History serves as the best teacher, though the lesson of the previous writer’s strike is a complicated one. Like many Hollywood strikes before it, the 2007-8 strike was dogged by pressure within the industry for writers to give in and accept the AMPTP’s terms, and the outcome – while voted through by an overwhelming majority of the guild membership – didn’t address all of the issues expressed during negotiations, such as DVD residuals. Following events indicate that the fundamental tensions between workers and studios haven’t abated. In 2017, the WGA came within hours of striking over unequal profit sharing with the studios, while other unions have followed their example – attention turned to the technical and craft workers of Hollywood last year as their guild, IATSE, came close to their own walkout over poor workplace standards.

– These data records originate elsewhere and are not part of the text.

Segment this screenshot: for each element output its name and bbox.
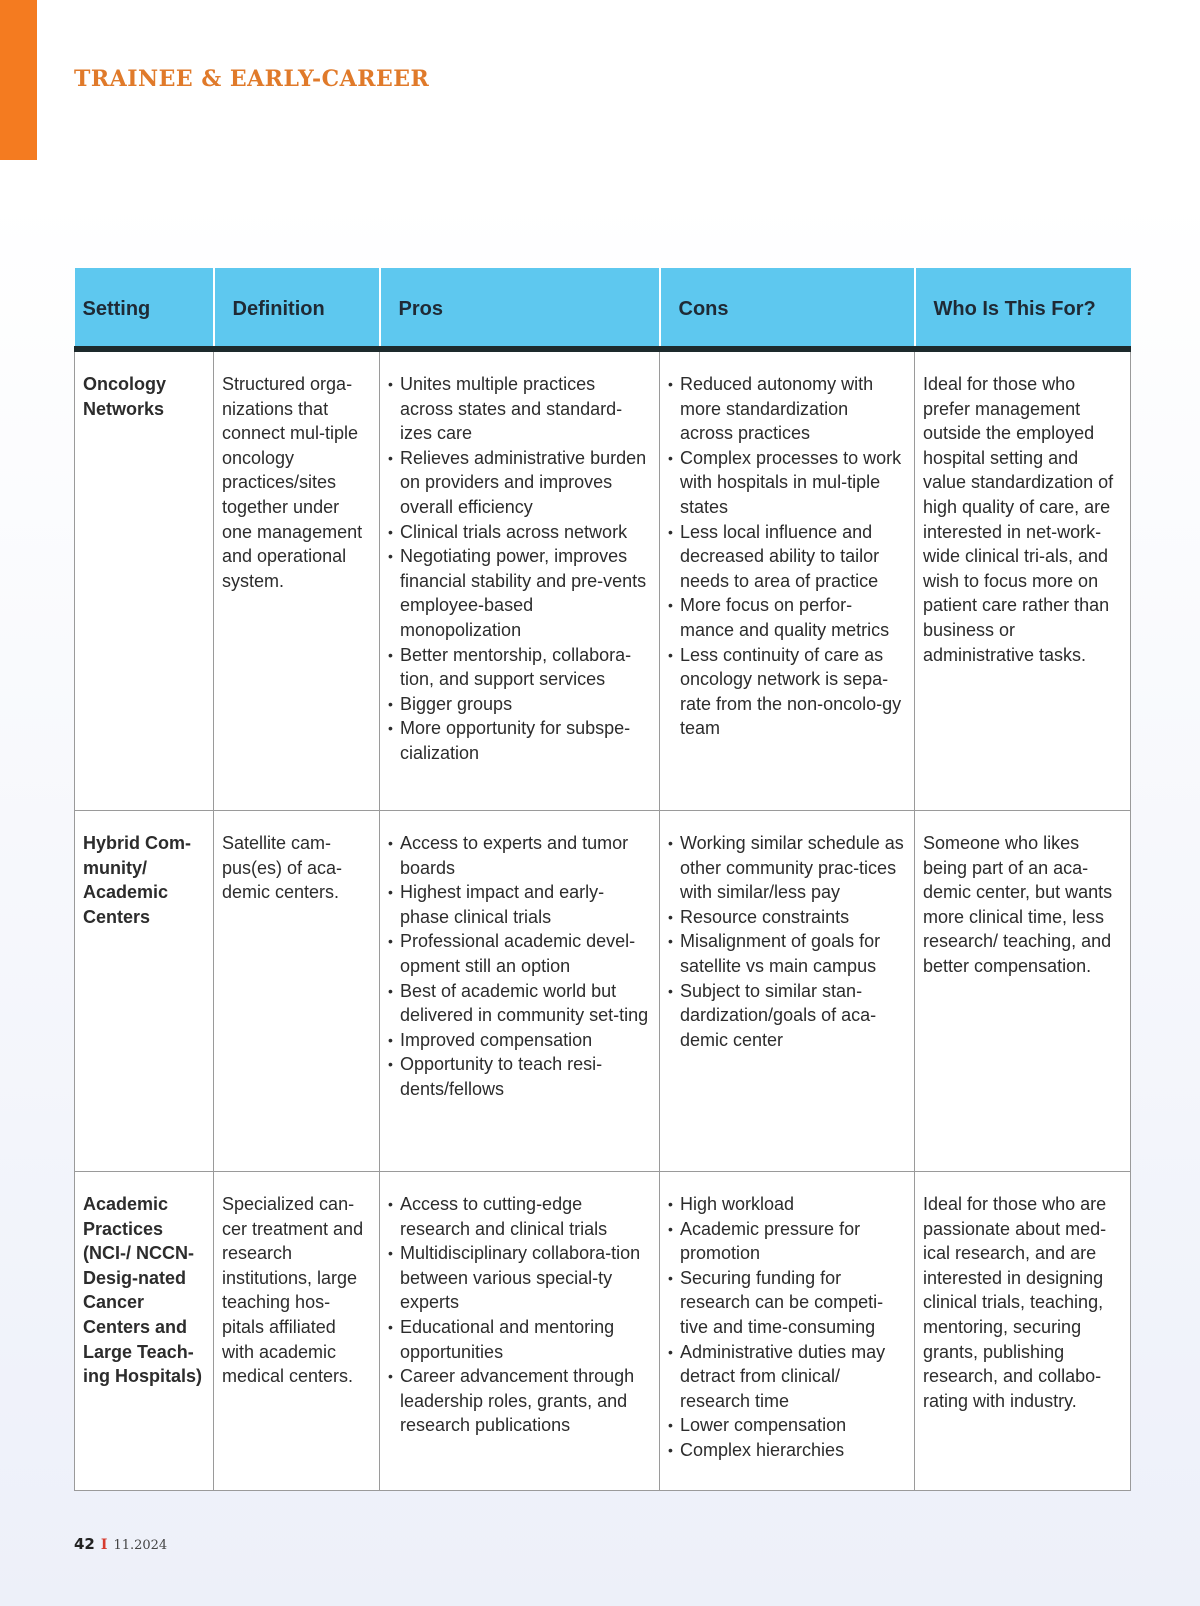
who-cell: Someone who likes being part of an aca-demic center, but wants more clinical time, less research/ teaching, and better compensation.: [915, 811, 1131, 1172]
list-item: • Subject to similar stan-dardization/goals of aca-demic center: [668, 979, 906, 1053]
orange-accent-bar: [0, 0, 37, 160]
list-item: • Opportunity to teach resi-dents/fellows: [388, 1052, 651, 1101]
table-row: [75, 1172, 1131, 1491]
list-item: • Bigger groups: [388, 692, 651, 717]
list-item: • Complex processes to work with hospitals in mul-tiple states: [668, 446, 906, 520]
definition-cell: Satellite cam-pus(es) of aca-demic centers.: [214, 811, 380, 1172]
cons-cell: [660, 811, 915, 1172]
table-header-row: [75, 268, 1131, 349]
pros-cell: [380, 349, 660, 811]
issue-date: 11.2024: [113, 1538, 168, 1553]
table-row: [75, 349, 1131, 811]
table-row: [75, 811, 1131, 1172]
who-cell: Ideal for those who are passionate about med-ical research, and are interested in designing clinical trials, teaching, mentoring, securing grants, publishing research, and collabo-rating with industry.: [915, 1172, 1131, 1491]
list-item: • Educational and mentoring opportunities: [388, 1315, 651, 1364]
list-item: • Unites multiple practices across states and standard-izes care: [388, 372, 651, 446]
column-header-setting: Setting: [75, 268, 214, 349]
pros-list: [388, 372, 651, 766]
practice-settings-table: [74, 268, 1131, 1491]
list-item: • Access to cutting-edge research and clinical trials: [388, 1192, 651, 1241]
list-item: • Academic pressure for promotion: [668, 1217, 906, 1266]
who-cell: Ideal for those who prefer management outside the employed hospital setting and value standardization of high quality of care, are interested in net-work-wide clinical tri-als, and wish to focus more on patient care rather than business or administrative tasks.: [915, 349, 1131, 811]
setting-cell: Academic Practices (NCI-/ NCCN-Desig-nated Cancer Centers and Large Teach-ing Hospitals): [75, 1172, 214, 1491]
definition-cell: Structured orga-nizations that connect mul-tiple oncology practices/sites together under one management and operational system.: [214, 349, 380, 811]
list-item: • Resource constraints: [668, 905, 906, 930]
list-item: • Lower compensation: [668, 1413, 906, 1438]
list-item: • Reduced autonomy with more standardization across practices: [668, 372, 906, 446]
list-item: • Administrative duties may detract from clinical/ research time: [668, 1340, 906, 1414]
pros-cell: [380, 811, 660, 1172]
list-item: • Securing funding for research can be competi-tive and time-consuming: [668, 1266, 906, 1340]
column-header-pros: Pros: [380, 268, 660, 349]
list-item: • Better mentorship, collabora-tion, and support services: [388, 643, 651, 692]
list-item: • Negotiating power, improves financial stability and pre-vents employee-based monopolization: [388, 544, 651, 642]
list-item: • More focus on perfor-mance and quality metrics: [668, 593, 906, 642]
list-item: • Access to experts and tumor boards: [388, 831, 651, 880]
list-item: • Clinical trials across network: [388, 520, 651, 545]
list-item: • Professional academic devel-opment still an option: [388, 929, 651, 978]
setting-cell: Oncology Networks: [75, 349, 214, 811]
list-item: • Complex hierarchies: [668, 1438, 906, 1463]
cons-cell: [660, 1172, 915, 1491]
list-item: • Less local influence and decreased ability to tailor needs to area of practice: [668, 520, 906, 594]
list-item: • Misalignment of goals for satellite vs main campus: [668, 929, 906, 978]
page-footer: [74, 1535, 167, 1553]
pros-list: [388, 1192, 651, 1438]
footer-separator: I: [100, 1537, 108, 1553]
list-item: • Multidisciplinary collabora-tion between various special-ty experts: [388, 1241, 651, 1315]
list-item: • High workload: [668, 1192, 906, 1217]
list-item: • Less continuity of care as oncology network is sepa-rate from the non-oncolo-gy team: [668, 643, 906, 741]
list-item: • Career advancement through leadership roles, grants, and research publications: [388, 1364, 651, 1438]
setting-cell: Hybrid Com-munity/ Academic Centers: [75, 811, 214, 1172]
list-item: • More opportunity for subspe-cialization: [388, 716, 651, 765]
pros-list: [388, 831, 651, 1102]
cons-list: [668, 1192, 906, 1463]
cons-cell: [660, 349, 915, 811]
column-header-who: Who Is This For?: [915, 268, 1131, 349]
list-item: • Improved compensation: [388, 1028, 651, 1053]
column-header-cons: Cons: [660, 268, 915, 349]
cons-list: [668, 372, 906, 741]
cons-list: [668, 831, 906, 1052]
page-number: 42: [74, 1535, 95, 1553]
definition-cell: Specialized can-cer treatment and research institutions, large teaching hos-pitals affiliated with academic medical centers.: [214, 1172, 380, 1491]
section-title: TRAINEE & EARLY-CAREER: [74, 66, 430, 92]
list-item: • Highest impact and early-phase clinical trials: [388, 880, 651, 929]
list-item: • Working similar schedule as other community prac-tices with similar/less pay: [668, 831, 906, 905]
list-item: • Best of academic world but delivered in community set-ting: [388, 979, 651, 1028]
column-header-definition: Definition: [214, 268, 380, 349]
list-item: • Relieves administrative burden on providers and improves overall efficiency: [388, 446, 651, 520]
pros-cell: [380, 1172, 660, 1491]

It’s a reflection of yet another transitional moment for Hollywood with evident parallels to 2007. Recent disputes have focused on the game-changing effects of streaming on the industry, as television seasons become shorter and rarer with mega-budget shows such as House of the Dragon and The Rings of Power produced on two-year cycles. Over on the film side, a shift towards streaming has only been accelerated by COVID, with traditional distribution models and their established profit distribution upended.

In studio boardrooms, leadership is shuffling rapidly to reflect new priorities, and the abrupt cancellations of WB’s completed films including Batgirl and the Scoob! sequel indicate just how significant the after-effects of such changes will be. In this febrile moment, chatter has already begun about the possibility of a strike in the spring of 2023 as the WGA gears up for a sure-to-be tempestuous round of negotiations with the AMPTP.

Strikes are an inherently contentious issue, but what can’t be doubted is the leverage writers have over the industry: some of the biggest stars of the moment, from Ben Stiller to Robin Williams to Jack Black, joined the picket lines in solidarity with the striking writers. If issues flare up again next year to the point of another walkout, only one thing is for certain: everyone is going to know about it.